June 1, 2022 by Alexa Hornbeck
Hospitals and Health Systems Saw Patient Volumes and Revenue Plummet in April 

report released on May 31 from Kaufman Hall, a health care management consulting company, shows that U.S. hospitals and health systems experienced low volumes of patients in April and saw revenues plummet.

According to the analysis, which is based on data from more than 900 U.S. hospitals, although COVID-19 cases and hospitalizations started to climb again throughout April, the number of patients declined.

This means more patients stayed home in April, but sicker patients who are more expensive to treat went to the hospital and stayed longer.

The report shows more patients are seeking care outside of the hospital, such as urgent care centers, and that labor shortages for health care have not eased, keeping operating costs high.


There was a brief rebound from the omicron surge in March, as volumes of patients improved and costs decreased, but not so in April.


According to the report, patient days in hospitals and health systems declined by 5.7% compared with March, and adjusted discharges decreased 3.3% from March and decreased 0.3% compared with April 2021.

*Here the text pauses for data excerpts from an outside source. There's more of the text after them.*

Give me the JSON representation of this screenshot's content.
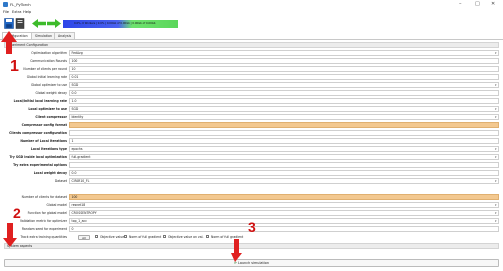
{
  "window": {
    "title": "FL_PyTorch",
    "controls": [
      "–",
      "□",
      "✕"
    ]
  },
  "menu": [
    "File",
    "Extra",
    "Help"
  ],
  "toolbar": {
    "status_text": "0.0%, 0 Workers | 0.0% | 0.00Gb of 0.00Gb | 0.00Gb of 0.00Gb"
  },
  "tabs": [
    "Configuration",
    "Simulation",
    "Analysis"
  ],
  "sections": {
    "experiment": "Experiment Configuration",
    "system": "System aspects"
  },
  "rows": [
    {
      "label": "Optimization algorithm",
      "value": "FedAvg",
      "dropdown": true,
      "bold": false,
      "orange": false
    },
    {
      "label": "Communication Rounds",
      "value": "100",
      "dropdown": false,
      "bold": false,
      "orange": false
    },
    {
      "label": "Number of clients per round",
      "value": "10",
      "dropdown": false,
      "bold": false,
      "orange": false
    },
    {
      "label": "Global initial learning rate",
      "value": "0.01",
      "dropdown": false,
      "bold": false,
      "orange": false
    },
    {
      "label": "Global optimizer to use",
      "value": "SGD",
      "dropdown": true,
      "bold": false,
      "orange": false
    },
    {
      "label": "Global weight decay",
      "value": "0.0",
      "dropdown": false,
      "bold": false,
      "orange": false
    },
    {
      "label": "Local/Initial local learning rate",
      "value": "1.0",
      "dropdown": false,
      "bold": true,
      "orange": false
    },
    {
      "label": "Local optimizer to use",
      "value": "SGD",
      "dropdown": true,
      "bold": true,
      "orange": false
    },
    {
      "label": "Client compressor",
      "value": "Identity",
      "dropdown": true,
      "bold": true,
      "orange": false
    },
    {
      "label": "Compressor config format",
      "value": "",
      "dropdown": false,
      "bold": true,
      "orange": true
    },
    {
      "label": "Clients compressor configuration",
      "value": "",
      "dropdown": false,
      "bold": true,
      "orange": false
    },
    {
      "label": "Number of Local Iterations",
      "value": "1",
      "dropdown": false,
      "bold": true,
      "orange": false
    },
    {
      "label": "Local Iterations type",
      "value": "epochs",
      "dropdown": true,
      "bold": true,
      "orange": false
    },
    {
      "label": "Try SGD inside local optimization",
      "value": "full-gradient",
      "dropdown": true,
      "bold": true,
      "orange": false
    },
    {
      "label": "Try extra experimental options",
      "value": "",
      "dropdown": false,
      "bold": true,
      "orange": false
    },
    {
      "label": "Local weight decay",
      "value": "0.0",
      "dropdown": false,
      "bold": true,
      "orange": false
    },
    {
      "label": "Dataset",
      "value": "CIFAR10_FL",
      "dropdown": true,
      "bold": false,
      "orange": false
    },
    {
      "label": "",
      "value": "",
      "dropdown": false,
      "bold": false,
      "orange": false
    },
    {
      "label": "Number of clients for dataset",
      "value": "100",
      "dropdown": false,
      "bold": false,
      "orange": true
    },
    {
      "label": "Global model",
      "value": "resnet18",
      "dropdown": true,
      "bold": false,
      "orange": false
    },
    {
      "label": "Function for global model",
      "value": "CROSSENTROPY",
      "dropdown": true,
      "bold": false,
      "orange": false
    },
    {
      "label": "Validation metric for optimizer",
      "value": "top_1_acc",
      "dropdown": true,
      "bold": false,
      "orange": false
    },
    {
      "label": "Random seed for experiment",
      "value": "0",
      "dropdown": false,
      "bold": false,
      "orange": false
    }
  ],
  "tracking": {
    "label": "Track extra training quantities",
    "button": "All",
    "checkboxes": [
      "Objective value",
      "Norm of full gradient",
      "Objective value on val.",
      "Norm of full gradient"
    ]
  },
  "launch": {
    "label": "Launch simulation"
  },
  "annotations": [
    "1",
    "2",
    "3"
  ],
  "colors": {
    "annotation": "#e02020",
    "orange_field": "#f3c88f",
    "green_arrow": "#3dbb2a",
    "save_icon": "#1f66c4"
  }
}
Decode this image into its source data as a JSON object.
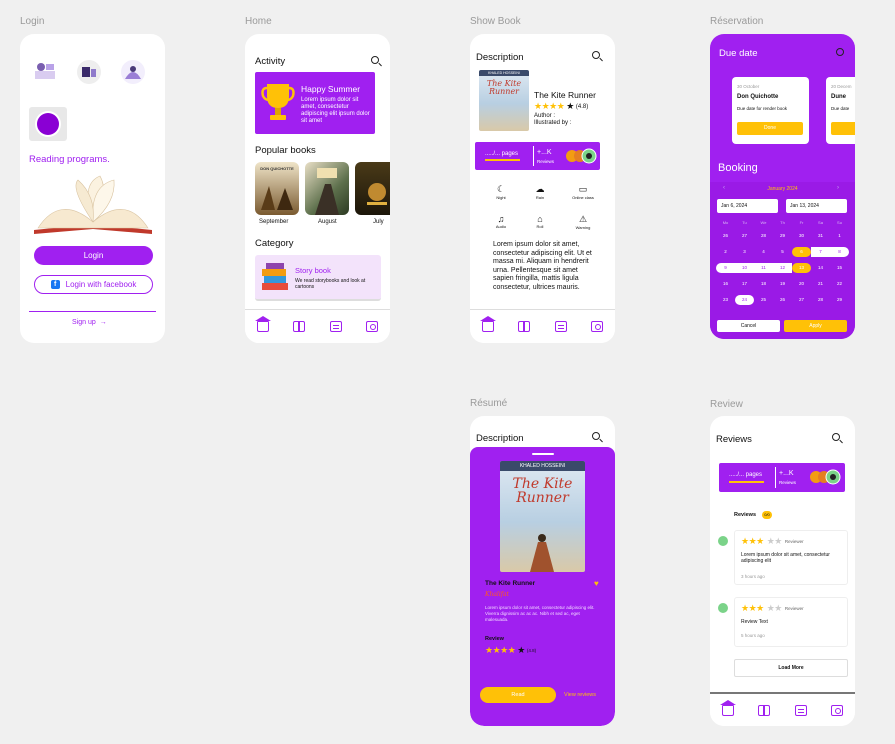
{
  "labels": {
    "login": "Login",
    "home": "Home",
    "show_book": "Show Book",
    "reservation": "Réservation",
    "resume": "Résumé",
    "review": "Review"
  },
  "login_screen": {
    "reading_programs": "Reading programs.",
    "login_button": "Login",
    "facebook_button": "Login with facebook",
    "signup": "Sign up"
  },
  "home_screen": {
    "activity": "Activity",
    "banner_title": "Happy Summer",
    "banner_text": "Lorem ipsum dolor sit amet, consectetur adipiscing elit ipsum dolor sit amet",
    "popular": "Popular books",
    "books": [
      {
        "month": "September",
        "cover": "DON QUICHOTTE"
      },
      {
        "month": "August",
        "cover": ""
      },
      {
        "month": "July",
        "cover": ""
      }
    ],
    "category": "Category",
    "category_title": "Story book",
    "category_text": "We read storybooks and look at cartoons"
  },
  "show_book": {
    "description": "Description",
    "cover_author": "KHALED HOSSEINI",
    "cover_title": "The Kite Runner",
    "title": "The Kite Runner",
    "rating": "(4.8)",
    "author": "Author :",
    "illustrated": "Illustrated by :",
    "pages": "...../... pages",
    "reviews_count": "+...K",
    "reviews_label": "Reviews",
    "features": [
      {
        "icon": "night-icon",
        "label": "Night"
      },
      {
        "icon": "rain-icon",
        "label": "Rain"
      },
      {
        "icon": "laptop-icon",
        "label": "Online class"
      },
      {
        "icon": "audio-icon",
        "label": "Audio"
      },
      {
        "icon": "building-icon",
        "label": "Roll"
      },
      {
        "icon": "warning-icon",
        "label": "Warning"
      }
    ],
    "body": "Lorem ipsum dolor sit amet, consectetur adipiscing elit. Ut et massa mi. Aliquam in hendrerit urna. Pellentesque sit amet sapien fringilla, mattis ligula consectetur, ultrices mauris."
  },
  "reservation": {
    "due_date": "Due date",
    "cards": [
      {
        "date": "30 October",
        "title": "Don Quichotte",
        "sub": "Due date for render book",
        "button": "Done"
      },
      {
        "date": "20 Decem",
        "title": "Dune",
        "sub": "Due date",
        "button": ""
      }
    ],
    "booking": "Booking",
    "month": "January 2024",
    "from": "Jan 6, 2024",
    "to": "Jan 13, 2024",
    "weekdays": [
      "Mo",
      "Tu",
      "We",
      "Th",
      "Fr",
      "Sa",
      "Su"
    ],
    "weeks": [
      [
        "26",
        "27",
        "28",
        "29",
        "30",
        "31",
        "1"
      ],
      [
        "2",
        "3",
        "4",
        "5",
        "6",
        "7",
        "8"
      ],
      [
        "9",
        "10",
        "11",
        "12",
        "13",
        "14",
        "15"
      ],
      [
        "16",
        "17",
        "18",
        "19",
        "20",
        "21",
        "22"
      ],
      [
        "23",
        "24",
        "25",
        "26",
        "27",
        "28",
        "29"
      ]
    ],
    "cancel": "Cancel",
    "apply": "Apply"
  },
  "resume": {
    "description": "Description",
    "cover_author": "KHALED HOSSEINI",
    "cover_title": "The Kite Runner",
    "title": "The Kite Runner",
    "author_tag": "Khalifat",
    "body": "Lorem ipsum dolor sit amet, consectetur adipiscing elit. Viverra dignissim ac ac ac. Nibh et sed ac, eget malesuada.",
    "review": "Review",
    "rating": "(4.8)",
    "read": "Read",
    "view_reviews": "View reviews"
  },
  "review_screen": {
    "reviews": "Reviews",
    "pages": "...../... pages",
    "reviews_count": "+...K",
    "reviews_label": "Reviews",
    "count_label": "Reviews",
    "count_badge": "0/0",
    "items": [
      {
        "reviewer": "Reviewer",
        "text": "Lorem ipsum dolor sit amet, consectetur adipiscing elit",
        "time": "3 hours ago"
      },
      {
        "reviewer": "Reviewer",
        "text": "Review Text",
        "time": "5 hours ago"
      }
    ],
    "load_more": "Load More"
  },
  "colors": {
    "purple": "#a020f0",
    "yellow": "#ffc107"
  }
}
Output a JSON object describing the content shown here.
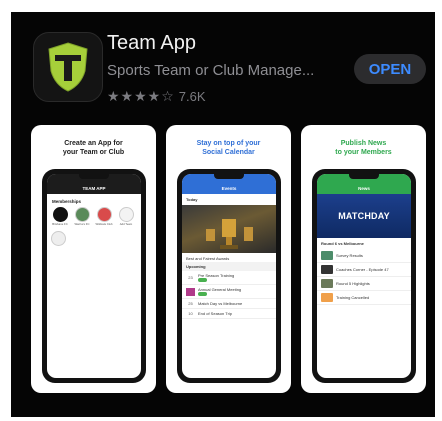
{
  "app": {
    "title": "Team App",
    "subtitle": "Sports Team or Club Manage...",
    "stars": "★★★★☆",
    "rating_count": "7.6K",
    "open_label": "OPEN",
    "icon_letter": "T"
  },
  "colors": {
    "open_text": "#3d8bff",
    "shield_green": "#a6cf3a"
  },
  "screenshots": [
    {
      "caption_line1": "Create an App for",
      "caption_line2": "your Team or Club",
      "caption_color": "#222222",
      "screen_title": "TEAM APP",
      "section": "Memberships",
      "items": [
        "Brisbane FC",
        "Warriors FC",
        "Wildcats Club",
        "Add Team"
      ]
    },
    {
      "caption_line1": "Stay on top of your",
      "caption_line2": "Social Calendar",
      "caption_color": "#2f6fd6",
      "screen_title": "Events",
      "today": "Today",
      "hero_caption": "Best and Fairest Awards",
      "upcoming": "Upcoming",
      "events": [
        {
          "date": "23",
          "title": "Pre Season Training"
        },
        {
          "date": "",
          "title": "Annual General Meeting"
        },
        {
          "date": "25",
          "title": "Match Day vs Melbourne"
        },
        {
          "date": "10",
          "title": "End of Season Trip"
        }
      ]
    },
    {
      "caption_line1": "Publish News",
      "caption_line2": "to your Members",
      "caption_color": "#2fa84f",
      "screen_title": "News",
      "banner": "MATCHDAY",
      "lead": "Round 6 vs Melbourne",
      "news": [
        "Survey Results",
        "Coaches Corner - Episode 47",
        "Round 5 Highlights",
        "Training Cancelled"
      ]
    }
  ]
}
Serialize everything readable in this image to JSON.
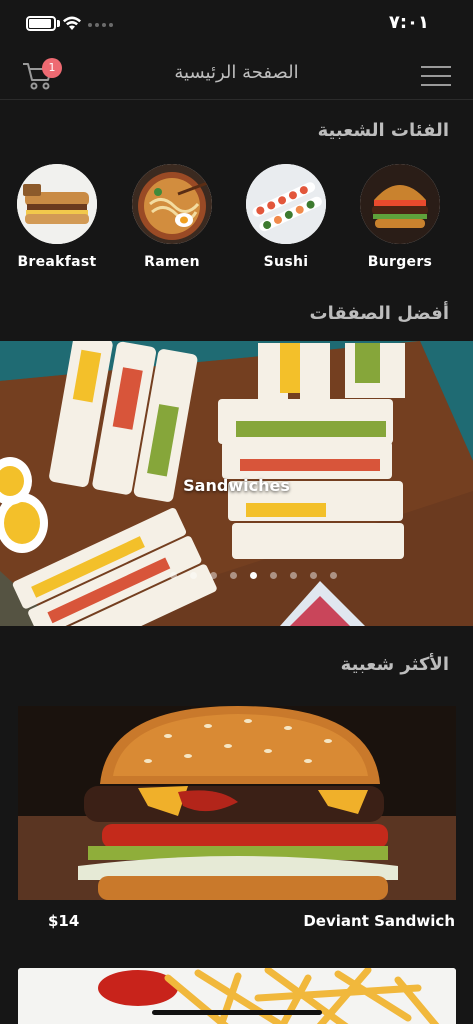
{
  "status_bar": {
    "time": "٧:٠١"
  },
  "nav": {
    "title": "الصفحة الرئيسية",
    "cart_count": "1"
  },
  "sections": {
    "categories_title": "الفئات الشعبية",
    "deals_title": "أفضل الصفقات",
    "popular_title": "الأكثر شعبية"
  },
  "categories": [
    {
      "label": "Breakfast",
      "icon": "breakfast-icon"
    },
    {
      "label": "Ramen",
      "icon": "ramen-icon"
    },
    {
      "label": "Sushi",
      "icon": "sushi-icon"
    },
    {
      "label": "Burgers",
      "icon": "burger-icon"
    }
  ],
  "banner": {
    "label": "Sandwiches",
    "pages": 9,
    "active_page": 5
  },
  "popular": [
    {
      "name": "Deviant Sandwich",
      "price": "$14"
    }
  ],
  "colors": {
    "background": "#161616",
    "badge": "#ee6a72",
    "title_gray": "#bdbdbd"
  }
}
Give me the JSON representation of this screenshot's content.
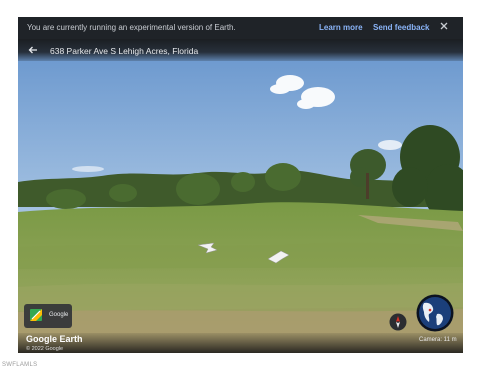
{
  "banner": {
    "message": "You are currently running an experimental version of Earth.",
    "learn_more": "Learn more",
    "send_feedback": "Send feedback"
  },
  "titlebar": {
    "address": "638 Parker Ave S Lehigh Acres, Florida"
  },
  "layers_button": {
    "label": "Google",
    "icon": "map-layers-icon"
  },
  "footer": {
    "logo_text": "Google Earth",
    "copyright": "© 2022 Google",
    "camera": "Camera: 11 m"
  },
  "watermark": "SWFLAMLS",
  "colors": {
    "sky_top": "#6f9bd0",
    "sky_bottom": "#c7d9ea",
    "grass": "#7e9a4a",
    "dirt": "#a3966a",
    "banner_bg": "#1f2328",
    "link": "#8ab4f8"
  },
  "icons": {
    "close": "close-icon",
    "back": "back-arrow-icon",
    "compass": "compass-icon",
    "globe": "globe-icon"
  }
}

The findings indicate that treating fewer but sicker patients in 2022 has put a heavier weight on hospitals’ operating margins and puts a strain on both expenses and revenue. 

The median Kaufman Hall Operating Margin Index for April was -3.09%, and the median change in operating margin was down 38.1% from last month, which the company said is still far from sustainable levels.


Even if the margins do cumulatively return to pre-pandemic levels, the researchers find that many hospitals and health systems will still end up with substantially depressed margins at the year’s end.